There is a growing trend in the number of women in high positions, which is an excellent sign, but it is still important to address the essential problems that are not statistics but the real situation
As Deputy Director of the German-Serbian Chamber of Commerce, I cooperate with many companies that have mostly foreign capital, our member companies of which there are over 370, mostly with a share of German or foreign capital. Of these companies, 70 have women as legal representatives. Compared to 10 years ago, that is a significant step forward and should encourage and motivate us. We can also mention that based on data researched by Statista, a German statistics company, Serbia is currently in 21st place in terms of the proportion of women in leading positions.
In our country, the percentage is as high as 33.5%, while in Germany it is lower, 28.4%. What I can confirm from my experience is that cooperation with companies in which women are in management positions has sometimes been easier because there is a slightly greater or broader sensitivity, attention to detail and operational flexibility. And I am glad that to my knowledge, this impression is shared by most of the business world, so I cannot attribute it to subjectivism or some kind of women’s solidarity or support.
The “glass ceiling”, officially invisible, but a really existing limit for careers and even women’s income in Serbia, is a legacy of a deeply traditional, patriarchal culture that we are not succeeding in shifting.

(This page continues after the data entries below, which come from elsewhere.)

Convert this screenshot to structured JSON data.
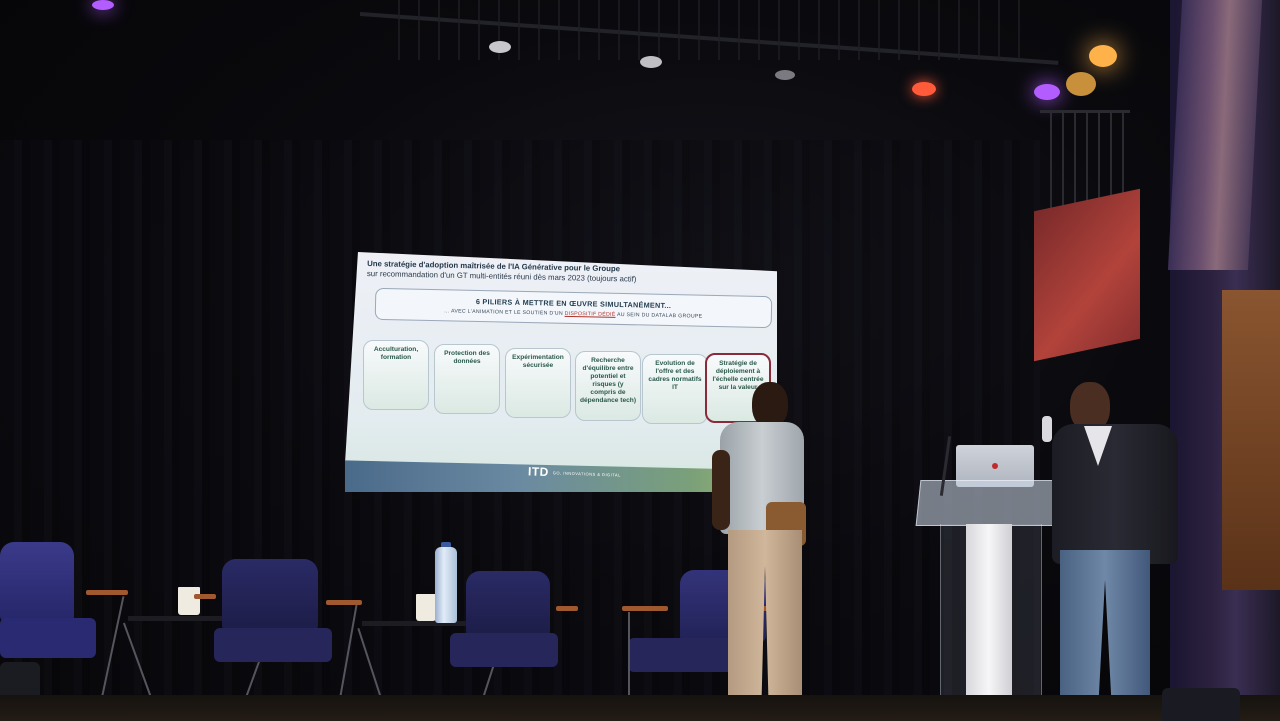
{
  "scene": {
    "type": "photo",
    "colors": {
      "background": "#07070a",
      "stage_light_purple": "#b35cff",
      "stage_light_warm": "#ffb14a",
      "accent_red": "#b0332b"
    }
  },
  "slide": {
    "title_line1": "Une stratégie d'adoption maîtrisée de l'IA Générative pour le Groupe",
    "title_line2": "sur recommandation d'un GT multi-entités réuni dès mars 2023 (toujours actif)",
    "pillars_heading": "6 PILIERS À METTRE EN ŒUVRE SIMULTANÉMENT...",
    "pillars_sub_before": "... AVEC L'ANIMATION ET LE SOUTIEN D'UN",
    "pillars_sub_link": "DISPOSITIF DÉDIÉ",
    "pillars_sub_after": "AU SEIN DU DATALAB GROUPE",
    "pillars": [
      {
        "label": "Acculturation, formation"
      },
      {
        "label": "Protection des données"
      },
      {
        "label": "Expérimentation sécurisée"
      },
      {
        "label": "Recherche d'équilibre entre potentiel et risques (y compris de dépendance tech)"
      },
      {
        "label": "Evolution de l'offre et des cadres normatifs IT"
      },
      {
        "label": "Stratégie de déploiement à l'échelle centrée sur la valeur"
      }
    ],
    "logo_text": "ITD",
    "logo_tagline": "GO, INNOVATIONS & DIGITAL"
  }
}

We should all work together to break down the restrictions in the form of a ‘glass ceiling’, imposed prejudices, to work on support, which we need from everyone.
And when we talk about the importance of support, I cannot fail to mention another personal example, just how important mutual cooperation and support can be to us so-called “chamber women” (as we are known in the jargon), who do a very specific and complex job in our bilateral organisations. This kind of support and cooperation has also brought prosperity, generally economic, to all our organisations, and thus to their member companies. I can mention with satisfaction on behalf of all my women colleagues in other bilateral organisations that we have excellent cooperation, which we also nurture through mutual support whenever needed. It also comes from an awareness of the necessity of the same, from the sensibility of each of us individually, and certainly from understanding and seeing the bigger picture and wider goals than individual ones, in the sense of common and general prosperity.